Ce procès est une page bouleversante de l’histoire de la sainteté et également une page éclairante sur le mystère de l’Eglise, qui, selon les paroles du Concile Vatican II, est « à la fois sainte et a toujours besoin de purification » [LG, n. 8]. C’est la rencontre dramatique entre cette sainte et ses juges, qui sont membres du clergé. Jeanne est accusée par eux et jugée, jusqu’à être condamnée comme hérétique et envoyée à la mort terrible du bûcher. A la différence des saints théologiens qui avaient illuminé l’Université de Paris, comme saint Bonaventure, saint Thomas d’Aquin et le bienheureux Duns Scot, dont j’ai parlé dans plusieurs catéchèses, ces juges sont des théologiens auxquels manquent la charité et l’humilité pour voir chez cette jeune fille l’action de Dieu. Viennent à l’esprit les paroles de Jésus, selon lesquelles « les mystères de Dieu sont révélés à ceux qui possèdent un cœur d’enfant, alors qu’ils restent cachés aux sages et aux savants qui n’ont pas d’humilité » [cf. Lc 10, 21]. Ainsi, les juges de Jeanne sont radicalement incapables de la comprendre, de voir la beauté de son âme : ils ne savaient pas qu’ils condamnaient une sainte.
L’appel de Jeanne au jugement du pape, le 24 mai est rejeté par le tribunal. Le matin du 30 mai, elle reçoit pour la dernière fois la communion en prison, et est immédiatement conduite au supplice sur la place du « Vieux Marché ». Elle demande à l’un des prêtres de tenir devant le bûcher une croix de procession. C’est ainsi qu’elle meurt en regardant Jésus crucifié et en prononçant plusieurs fois et à haute voix le Nom de Jésus [PNul, II, p. 457 ; cf. C.E.C. 435].

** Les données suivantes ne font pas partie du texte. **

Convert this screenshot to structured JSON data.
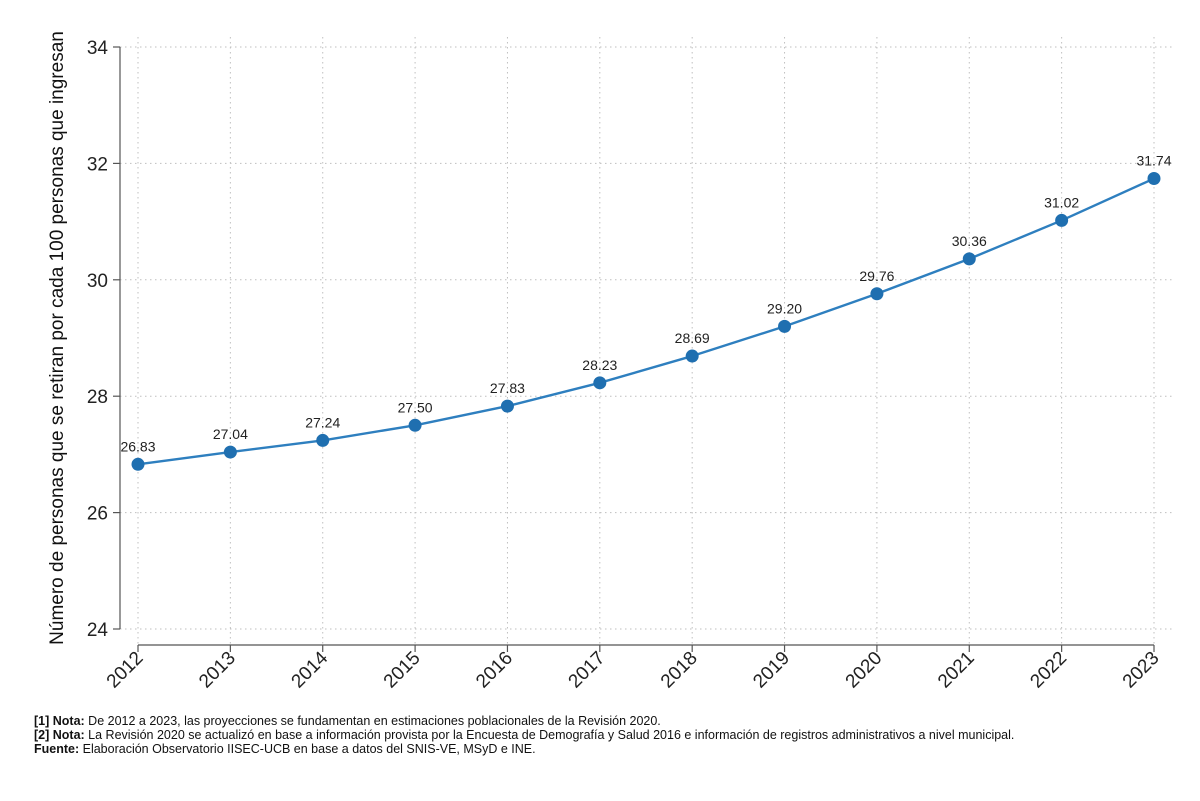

Environ vingt-cinq ans plus tard, le Procès de nullité, ouvert sous l’autorité du Pape Callixte III, se conclut par une sentence solennelle qui déclare nulle sa condamnation [7 juillet 1456 ; PNul, II p. 604-610]. Ce long procès, qui recueillit les dépositions des témoins et les jugements de nombreux théologiens, tous favorables à Jeanne, met en lumière son innocence et sa parfaite fidélité à l’Eglise. Jeanne d’Arc sera ensuite canonisée par Benoît XV en 1920.
Chers frères et sœurs, le Nom de Jésus invoqué par notre sainte jusqu’aux derniers instants de sa vie terrestre, était comme le souffle incessant de son âme, comme le battement de son cœur, le centre de toute sa vie. Le « Mystère de la charité de Jeanne d’Arc », qui avait tant fasciné le poète Charles Péguy, est cet amour total pour Jésus et pour son prochain en Jésus et pour Jésus.

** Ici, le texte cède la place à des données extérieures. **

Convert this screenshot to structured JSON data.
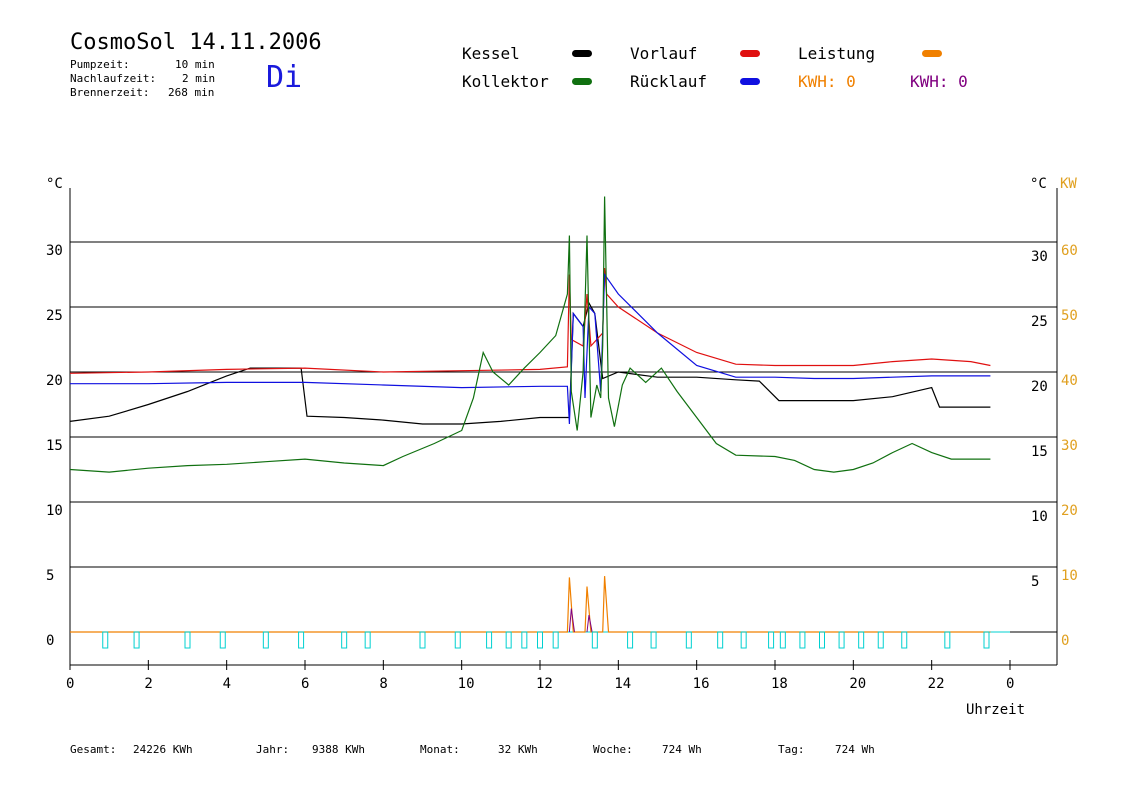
{
  "header": {
    "title": "CosmoSol 14.11.2006",
    "pumpzeit_label": "Pumpzeit:",
    "pumpzeit_value": "10 min",
    "nachlaufzeit_label": "Nachlaufzeit:",
    "nachlaufzeit_value": "2 min",
    "brennerzeit_label": "Brennerzeit:",
    "brennerzeit_value": "268 min",
    "weekday": "Di"
  },
  "legend": {
    "kessel": "Kessel",
    "vorlauf": "Vorlauf",
    "leistung": "Leistung",
    "kollektor": "Kollektor",
    "ruecklauf": "Rücklauf",
    "kwh1": "KWH: 0",
    "kwh2": "KWH: 0"
  },
  "colors": {
    "kessel": "#000000",
    "vorlauf": "#e01010",
    "leistung": "#f08000",
    "kollektor": "#107010",
    "ruecklauf": "#1010e0",
    "pump": "#00d0d0",
    "purple": "#800080"
  },
  "chart_data": {
    "type": "line",
    "xlabel": "Uhrzeit",
    "x_ticks": [
      "0",
      "2",
      "4",
      "6",
      "8",
      "10",
      "12",
      "14",
      "16",
      "18",
      "20",
      "22",
      "0"
    ],
    "xlim": [
      0,
      24
    ],
    "ylim_left": [
      -2.5,
      37
    ],
    "y_left_unit": "°C",
    "y_right_unit_c": "°C",
    "y_right_unit_kw": "KW",
    "y_left_ticks": [
      "0",
      "5",
      "10",
      "15",
      "20",
      "25",
      "30"
    ],
    "y_right_ticks_c": [
      "5",
      "10",
      "15",
      "20",
      "25",
      "30"
    ],
    "y_right_ticks_kw": [
      "0",
      "10",
      "20",
      "30",
      "40",
      "50",
      "60"
    ],
    "gridlines_y": [
      0,
      5,
      10,
      15,
      20,
      25,
      30
    ],
    "series": [
      {
        "name": "Kessel",
        "color": "#000000",
        "points": [
          [
            0,
            16.2
          ],
          [
            1,
            16.6
          ],
          [
            2,
            17.5
          ],
          [
            3,
            18.5
          ],
          [
            4,
            19.7
          ],
          [
            4.6,
            20.3
          ],
          [
            5.9,
            20.3
          ],
          [
            6.05,
            16.6
          ],
          [
            7,
            16.5
          ],
          [
            8,
            16.3
          ],
          [
            9,
            16.0
          ],
          [
            10,
            16.0
          ],
          [
            11,
            16.2
          ],
          [
            12,
            16.5
          ],
          [
            12.75,
            16.5
          ],
          [
            12.85,
            24.5
          ],
          [
            13.1,
            23.5
          ],
          [
            13.25,
            25.3
          ],
          [
            13.4,
            24.5
          ],
          [
            13.6,
            19.5
          ],
          [
            14,
            20.0
          ],
          [
            15,
            19.6
          ],
          [
            16,
            19.6
          ],
          [
            17,
            19.4
          ],
          [
            17.6,
            19.3
          ],
          [
            17.8,
            18.7
          ],
          [
            18.1,
            17.8
          ],
          [
            19,
            17.8
          ],
          [
            20,
            17.8
          ],
          [
            21,
            18.1
          ],
          [
            22,
            18.8
          ],
          [
            22.2,
            17.3
          ],
          [
            23,
            17.3
          ],
          [
            23.5,
            17.3
          ]
        ]
      },
      {
        "name": "Vorlauf",
        "color": "#e01010",
        "points": [
          [
            0,
            19.9
          ],
          [
            2,
            20.0
          ],
          [
            4,
            20.2
          ],
          [
            6,
            20.3
          ],
          [
            8,
            20.0
          ],
          [
            10,
            20.1
          ],
          [
            12,
            20.2
          ],
          [
            12.7,
            20.4
          ],
          [
            12.75,
            27.5
          ],
          [
            12.8,
            22.5
          ],
          [
            13.1,
            22.0
          ],
          [
            13.2,
            26.0
          ],
          [
            13.3,
            22.0
          ],
          [
            13.6,
            23.0
          ],
          [
            13.65,
            28.0
          ],
          [
            13.7,
            26.0
          ],
          [
            14,
            25.0
          ],
          [
            15,
            23.0
          ],
          [
            16,
            21.5
          ],
          [
            17,
            20.6
          ],
          [
            18,
            20.5
          ],
          [
            19,
            20.5
          ],
          [
            20,
            20.5
          ],
          [
            21,
            20.8
          ],
          [
            22,
            21.0
          ],
          [
            23,
            20.8
          ],
          [
            23.5,
            20.5
          ]
        ]
      },
      {
        "name": "Rücklauf",
        "color": "#1010e0",
        "points": [
          [
            0,
            19.1
          ],
          [
            2,
            19.1
          ],
          [
            4,
            19.2
          ],
          [
            6,
            19.2
          ],
          [
            8,
            19.0
          ],
          [
            10,
            18.8
          ],
          [
            12,
            18.9
          ],
          [
            12.7,
            18.9
          ],
          [
            12.75,
            16.0
          ],
          [
            12.85,
            24.5
          ],
          [
            13.1,
            23.5
          ],
          [
            13.15,
            18.0
          ],
          [
            13.25,
            25.0
          ],
          [
            13.4,
            24.5
          ],
          [
            13.55,
            18.5
          ],
          [
            13.65,
            27.5
          ],
          [
            14,
            26.0
          ],
          [
            15,
            23.0
          ],
          [
            16,
            20.5
          ],
          [
            17,
            19.6
          ],
          [
            18,
            19.6
          ],
          [
            19,
            19.5
          ],
          [
            20,
            19.5
          ],
          [
            21,
            19.6
          ],
          [
            22,
            19.7
          ],
          [
            23,
            19.7
          ],
          [
            23.5,
            19.7
          ]
        ]
      },
      {
        "name": "Kollektor",
        "color": "#107010",
        "points": [
          [
            0,
            12.5
          ],
          [
            1,
            12.3
          ],
          [
            2,
            12.6
          ],
          [
            3,
            12.8
          ],
          [
            4,
            12.9
          ],
          [
            5,
            13.1
          ],
          [
            6,
            13.3
          ],
          [
            7,
            13.0
          ],
          [
            8,
            12.8
          ],
          [
            8.5,
            13.5
          ],
          [
            9.3,
            14.5
          ],
          [
            10,
            15.5
          ],
          [
            10.3,
            18.0
          ],
          [
            10.55,
            21.5
          ],
          [
            10.8,
            20.0
          ],
          [
            11.2,
            19.0
          ],
          [
            11.6,
            20.3
          ],
          [
            12,
            21.5
          ],
          [
            12.4,
            22.8
          ],
          [
            12.7,
            26.0
          ],
          [
            12.75,
            30.5
          ],
          [
            12.8,
            18.5
          ],
          [
            12.95,
            15.5
          ],
          [
            13.1,
            20.0
          ],
          [
            13.2,
            30.5
          ],
          [
            13.3,
            16.5
          ],
          [
            13.45,
            19.0
          ],
          [
            13.55,
            18.0
          ],
          [
            13.6,
            22.0
          ],
          [
            13.65,
            33.5
          ],
          [
            13.75,
            18.0
          ],
          [
            13.9,
            15.8
          ],
          [
            14.1,
            19.0
          ],
          [
            14.3,
            20.3
          ],
          [
            14.7,
            19.2
          ],
          [
            15.1,
            20.3
          ],
          [
            15.5,
            18.5
          ],
          [
            16,
            16.5
          ],
          [
            16.5,
            14.5
          ],
          [
            17,
            13.6
          ],
          [
            18,
            13.5
          ],
          [
            18.5,
            13.2
          ],
          [
            19,
            12.5
          ],
          [
            19.5,
            12.3
          ],
          [
            20,
            12.5
          ],
          [
            20.5,
            13.0
          ],
          [
            21,
            13.8
          ],
          [
            21.5,
            14.5
          ],
          [
            22,
            13.8
          ],
          [
            22.5,
            13.3
          ],
          [
            23,
            13.3
          ],
          [
            23.5,
            13.3
          ]
        ]
      },
      {
        "name": "Leistung",
        "color": "#f08000",
        "points": [
          [
            0,
            0
          ],
          [
            12.7,
            0
          ],
          [
            12.75,
            4.2
          ],
          [
            12.85,
            0
          ],
          [
            13.15,
            0
          ],
          [
            13.2,
            3.5
          ],
          [
            13.3,
            0
          ],
          [
            13.6,
            0
          ],
          [
            13.65,
            4.3
          ],
          [
            13.75,
            0
          ],
          [
            23.5,
            0
          ]
        ]
      }
    ],
    "pump_marker_hours": [
      0.9,
      1.7,
      3.0,
      3.9,
      5.0,
      5.9,
      7.0,
      7.6,
      9.0,
      9.9,
      10.7,
      11.2,
      11.6,
      12.0,
      12.4,
      13.4,
      14.3,
      14.9,
      15.8,
      16.6,
      17.2,
      17.9,
      18.2,
      18.7,
      19.2,
      19.7,
      20.2,
      20.7,
      21.3,
      22.4,
      23.4
    ],
    "purple_spikes": [
      [
        12.8,
        1.8
      ],
      [
        13.25,
        1.3
      ]
    ]
  },
  "footer": {
    "gesamt_label": "Gesamt:",
    "gesamt_value": "24226 KWh",
    "jahr_label": "Jahr:",
    "jahr_value": "9388 KWh",
    "monat_label": "Monat:",
    "monat_value": "32 KWh",
    "woche_label": "Woche:",
    "woche_value": "724 Wh",
    "tag_label": "Tag:",
    "tag_value": "724 Wh"
  }
}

Cette sainte avait compris que l’Amour embrasse toute la réalité de Dieu et de l’homme, du ciel et de la terre, de l’Eglise et du monde. Jésus est toujours à la première place dans sa vie, selon sa belle expression : « Notre Seigneur premier servi » [PCon, I, p. 228 ; cf. C.E.C. 223]. L’aimer signifie toujours obéir à sa volonté. Elle affirme avec une totale confiance et abandon : « Je m’en remets à Dieu mon créateur, je l’aime de tout mon cœur » [ibid., p. 337]. Avec le vœu de virginité, Jeanne consacre de manière exclusive toute sa personne à l’unique Amour de Jésus : c’est « la promesse qu’elle a faite à Notre Seigneur de bien garder sa virginité de corps et d’âme » [ibid., p. 149-150]. La virginité de l’âme est l’état de grâce, valeur suprême, pour elle plus précieuse que la vie : c’est un don de Dieu qui doit être reçu et conservé avec humilité et confiance. L’un des textes les plus connus du premier Procès concerne précisément cela : interrogée si elle sait d’être en la grâce de Dieu, elle répond : « Si je n’y suis, Dieu veuille m’y mettre ; si j’y suis, Dieu m’y veuille garder » [ibid., p. 62 ; cf. C.E.C. 2005].

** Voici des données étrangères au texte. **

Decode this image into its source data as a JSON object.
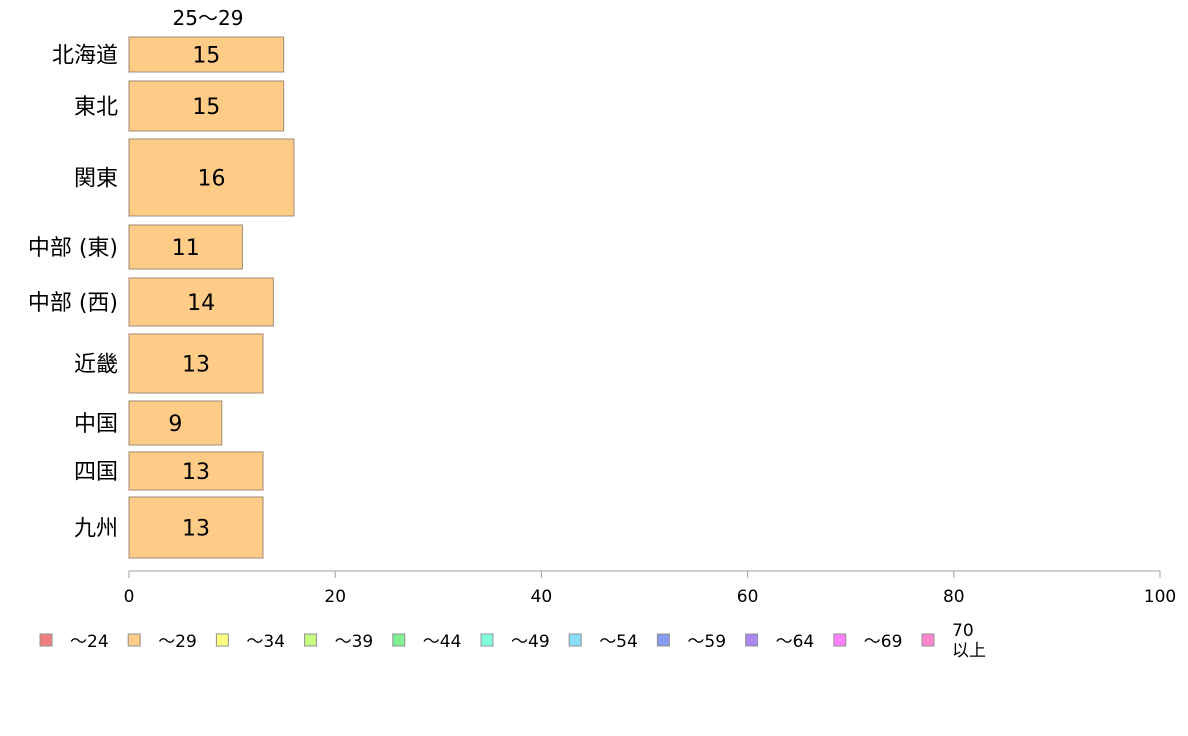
{
  "chart_data": {
    "type": "bar",
    "orientation": "horizontal",
    "column_title": "25〜29",
    "categories": [
      "北海道",
      "東北",
      "関東",
      "中部 (東)",
      "中部 (西)",
      "近畿",
      "中国",
      "四国",
      "九州"
    ],
    "series": [
      {
        "name": "〜29",
        "color": "#ffcc88",
        "values": [
          15,
          15,
          16,
          11,
          14,
          13,
          9,
          13,
          13
        ]
      }
    ],
    "xlim": [
      0,
      100
    ],
    "xticks": [
      "0",
      "20",
      "40",
      "60",
      "80",
      "100"
    ],
    "grid": false,
    "legend_position": "bottom",
    "legend": [
      {
        "label": "〜24",
        "color": "#f08080"
      },
      {
        "label": "〜29",
        "color": "#ffcc88"
      },
      {
        "label": "〜34",
        "color": "#ffff80"
      },
      {
        "label": "〜39",
        "color": "#c8ff80"
      },
      {
        "label": "〜44",
        "color": "#80f090"
      },
      {
        "label": "〜49",
        "color": "#80ffdd"
      },
      {
        "label": "〜54",
        "color": "#88ddf8"
      },
      {
        "label": "〜59",
        "color": "#8899f0"
      },
      {
        "label": "〜64",
        "color": "#aa88f0"
      },
      {
        "label": "〜69",
        "color": "#ff80ff"
      },
      {
        "label": "70\n以上",
        "color": "#ff88cc"
      }
    ]
  }
}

Notre sainte vit la prière sous la forme d’un dialogue continu avec le Seigneur, qui éclaire également son dialogue avec ses juges et lui apporte paix et sécurité. Elle demande avec confiance : « Très doux Dieu, en l’honneur de votre sainte Passion, je vous requiers, si vous m’aimez, que vous me révéliez comment je dois répondre à ces gens d’Eglise » [ibid., p. 252].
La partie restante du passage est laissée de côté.